Percorri meus olhos sobre os planos da tela. No rio, alguns barquinhos à vela e um navio; do outro lado da margem, algumas fábricas mal divisadas; ao fundo e ao meio, árvores de copas verdes frondosas; e, em toda a extensão da margem de cá, pessoas não em trajes esperados de verão. Continuei. Foi então que vi, no canto inferior direito, um pequeno macaco que figurava ao lado de um cãozinho marrom e de uma senhora, de cujas mãos pendiam as coleiras dos seus animaizinhos domésticos.
Ora, ora, foi com esse pequeno primata que compreendi. A imagem que a princípio havia imaginado tinha nada que ver com a retratada. Seurat certamente zombava de nós — daqueles que levam seu ennui a passeio e não conseguem abanar a gota gorda de spleen da máscara. Daqueles que olham sem interesse as coisas e os seres e apenas os pretendem conhecer tomando-os para si, ao invés de tentar compreendê-los em seu estrato mais incapturável. O enfado burguês estava ali, naquele macaquinho enclausurado a céu aberto.

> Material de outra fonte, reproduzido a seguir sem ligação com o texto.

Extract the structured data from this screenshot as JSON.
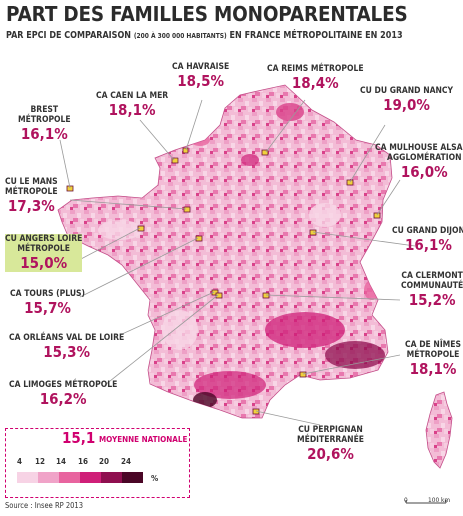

Mas não só. Dei-me conta de que também o modo como Seurat pintava dizia-nos do engano em que havíamos convertido a realidade — em nosso próprio autoengano. Seurat não misturava as cores na paleta. Dispunha-as em pontos sobre a tela, dando à visão um efeito da mente, que, ao final, via uma mistura não efetivamente realizada. Agora essa técnica tinha se convertido no símbolo de uma catástrofe pessoal, de uma derrocada das aparências nas aparências produzidas por um espírito náufrago que não hesitava implodir todas as pontes para o mundo. Pois eis que, afinal, tudo, meu idílio e sua derrocada, não tinha sucedido senão por trás dos meus olhos — dos olhos da minha mente.
Compreendi, por fim, que, abandonando-me aos parcos recursos da minha imaginação estéril, tinha sido concubina de um delírio só meu e visto apenas as alegorias de um mundo que estava à minha frente e por todos os lados e não se esquivava de transbordar de sua taça desde que eu abrisse os olhos para o ver e caminhasse ao seu encontro. Um mundo que era, ele mesmo, um convite a experimentá-lo em sua inteira, com sua sorte de perdas e ganhos reais, suas mãos, seus corpos e copos velhos e novos, seus cães; e não, nas lascas de uma consciência refratária às coisas e destinos como eles são lá fora — uma consciência perdida despudoradamente nas dobras dos próprios remendos, exaurida e exausta inutilmente.
Ao final, o que eu tinha visto e pensado e mesmo almejado como a mais alta condição deixou-me de mãos pensas e vazias, sem que me restasse, ao menos, o choro de amantes em um quarto sujo de hotel. Aqui-fora, no entanto, o sol de todas as coisas e todos os destinos, indiferente às minhas inúteis constatações, brilhava perpendicularmente sobre o meu rosto fatigado, como se este fosse uma máscara demasiadamente tardia para o momento. E eu mesma — apenas um ponto girando em torno do próprio centro.